Logistic Regression

Logistic Regression models a binary outcome (0/1) against one or more covariates, producing odds ratios for each predictor. The workhorse of clinical research for any yes/no outcome.


Step 1 — Provide your data

  • Outcome — binary (0 or 1)
  • Covariates — numeric or categorical predictors

Supports Excel Import (with ColumnSelector and CategoryMapper), Sample Data Selector, and Manual Entry.


Step 2 — Choose reference categories

For categorical covariates, pick the baseline. ORs are reported relative to this reference.


Step 3 — Results

Covariate table:

  • Coefficient (beta), OR = exp(beta), 95% CI, SE, Z-score, p-value

Model Fit:

  • Log-likelihood, Null/Residual deviance
  • Chi-square (LR test), df, overall p-value
  • McFadden's pseudo R-squared
  • Nagelkerke's R-squared
  • AIC, BIC

Hosmer-Lemeshow test — goodness-of-fit (10 deciles, df=8)

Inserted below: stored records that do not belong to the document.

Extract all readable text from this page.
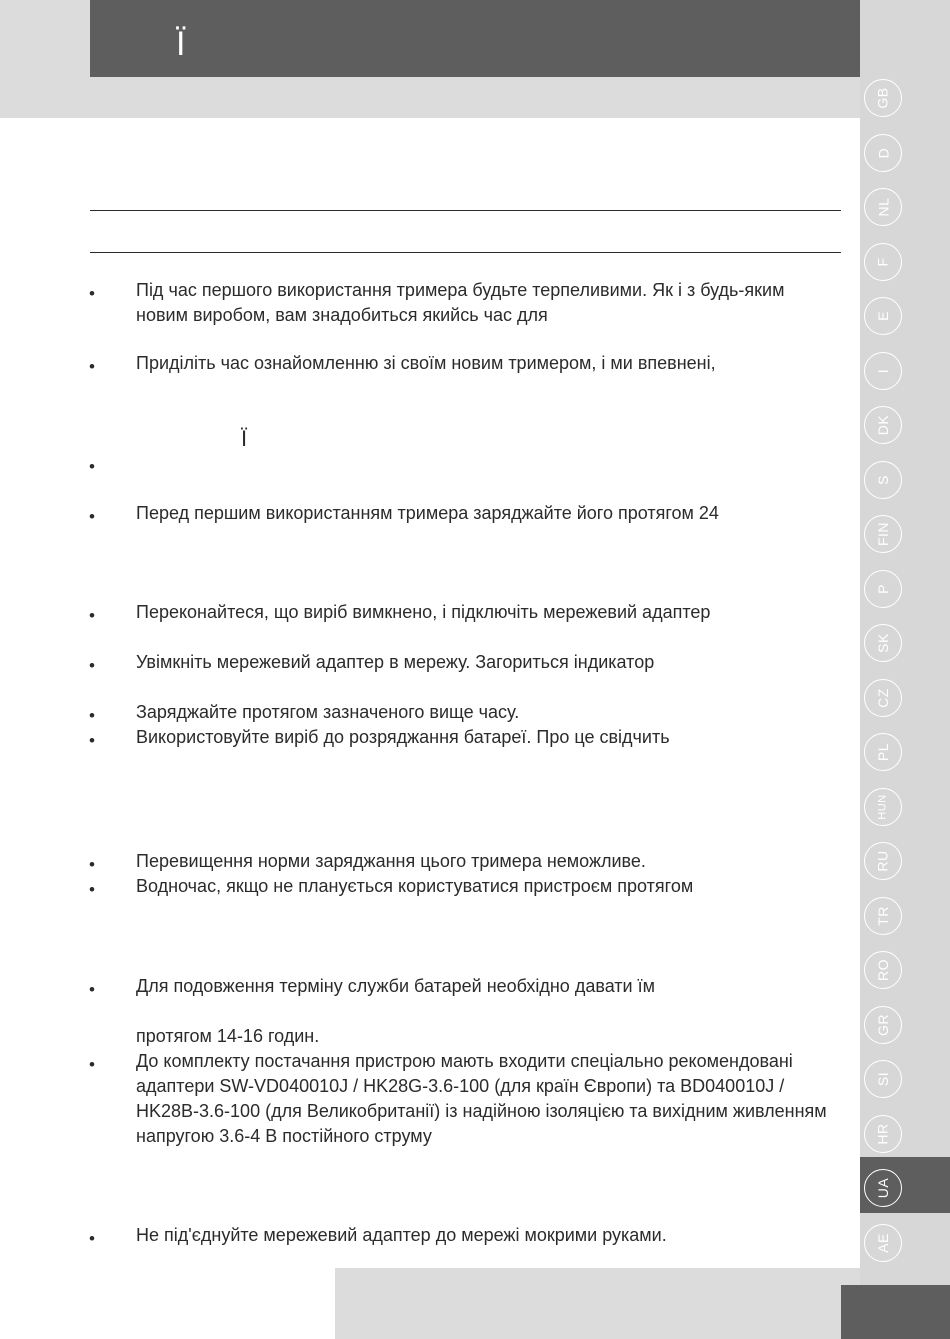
Ї
GB
D
NL
F
E
I
DK
S
FIN
P
SK
CZ
PL
HUN
RU
TR
RO
GR
SI
HR
UA
AE
• Під час першого використання тримера будьте терпеливими. Як і з будь-яким новим виробом, вам знадобиться якийсь час для

• Приділіть час ознайомленню зі своїм новим тримером, і ми впевнені,

Ї
•

• Перед першим використанням тримера заряджайте його протягом 24

• Переконайтеся, що виріб вимкнено, і підключіть мережевий адаптер

• Увімкніть мережевий адаптер в мережу. Загориться індикатор

• Заряджайте протягом зазначеного вище часу.

• Використовуйте виріб до розряджання батареї. Про це свідчить

• Перевищення норми заряджання цього тримера неможливе.

• Водночас, якщо не планується користуватися пристроєм протягом

• Для подовження терміну служби батарей необхідно давати їм

протягом 14-16 годин.

• До комплекту постачання пристрою мають входити спеціально рекомендовані адаптери SW-VD040010J / HK28G-3.6-100 (для країн Європи) та BD040010J / HK28B-3.6-100 (для Великобританії) із надійною ізоляцією та вихідним живленням напругою 3.6-4 В постійного струму

• Не під'єднуйте мережевий адаптер до мережі мокрими руками.
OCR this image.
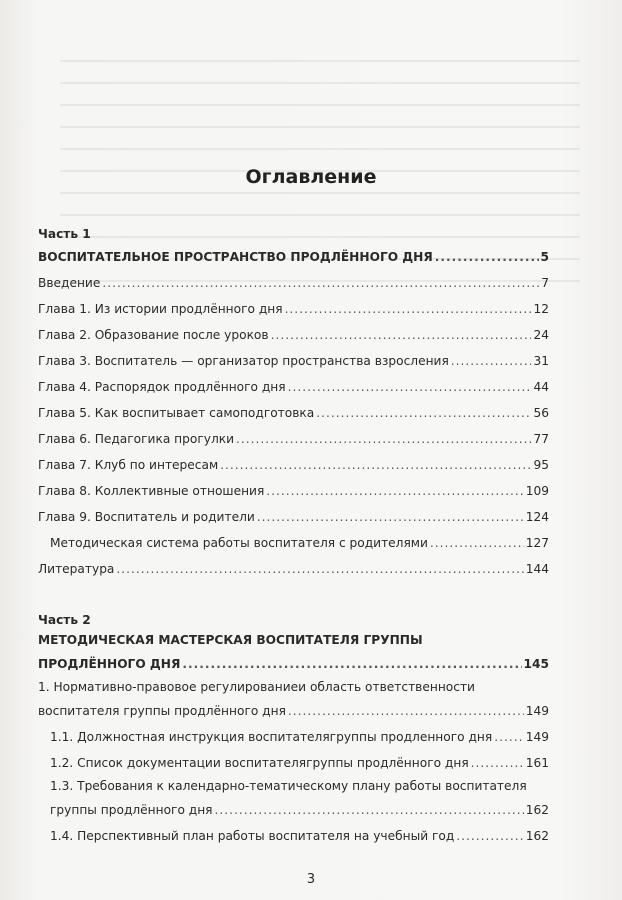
Оглавление
Часть 1
ВОСПИТАТЕЛЬНОЕ ПРОСТРАНСТВО ПРОДЛЁННОГО ДНЯ .....	5
Введение .....	7
Глава 1. Из истории продлённого дня .....	12
Глава 2. Образование после уроков .....	24
Глава 3. Воспитатель — организатор пространства взросления .....	31
Глава 4. Распорядок продлённого дня .....	44
Глава 5. Как воспитывает самоподготовка .....	56
Глава 6. Педагогика прогулки .....	77
Глава 7. Клуб по интересам .....	95
Глава 8. Коллективные отношения .....	109
Глава 9. Воспитатель и родители .....	124
Методическая система работы воспитателя с родителями .....	127
Литература .....	144
Часть 2
МЕТОДИЧЕСКАЯ МАСТЕРСКАЯ ВОСПИТАТЕЛЯ ГРУППЫ
ПРОДЛЁННОГО ДНЯ .....	145
1. Нормативно-правовое регулированиеи область ответственности
воспитателя группы продлённого дня .....	149
1.1. Должностная инструкция воспитателягруппы продленного дня .....	149
1.2. Список документации воспитателягруппы продлённого дня .....	161
1.3. Требования к календарно-тематическому плану работы воспитателя
группы продлённого дня .....	162
1.4. Перспективный план работы воспитателя на учебный год .....	162
3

Predictive accuracy — classification at p=0.5 cut-off

AUC with 95% CI

Visualisations:

  • Odds Ratio Forest Plot
  • Predicted probability distributions

A UniversalChatBot is available for discussion.


Statistical methods used

Model

log(p/(1-p)) = beta0 + beta1*X1 + ... + betap*Xp

Estimation — Newton-Raphson/IRLS

  • Max iterations: 50
  • Convergence: max |score| < 1e-8
  • Ridge regularisation (1e-8) for stability

Odds Ratios with 95% CI (Wald)

OR = exp(beta), CI: exp(beta +/- 1.96 * SE)

Overall model — Likelihood Ratio Test

chi2 = 2 * (logL_full - logL_null) with df = p.

Pseudo R-squared

  • McFadden: 1 - (logL_full / logL_null)
  • Nagelkerke: Cox-Snell scaled to max 1

Hosmer-Lemeshow

10-decile goodness-of-fit. p > 0.05 indicates good calibration.

Pre-flight checks: minimum 10 observations, minimum 5 events and 5 non-events, perfect-separation detection.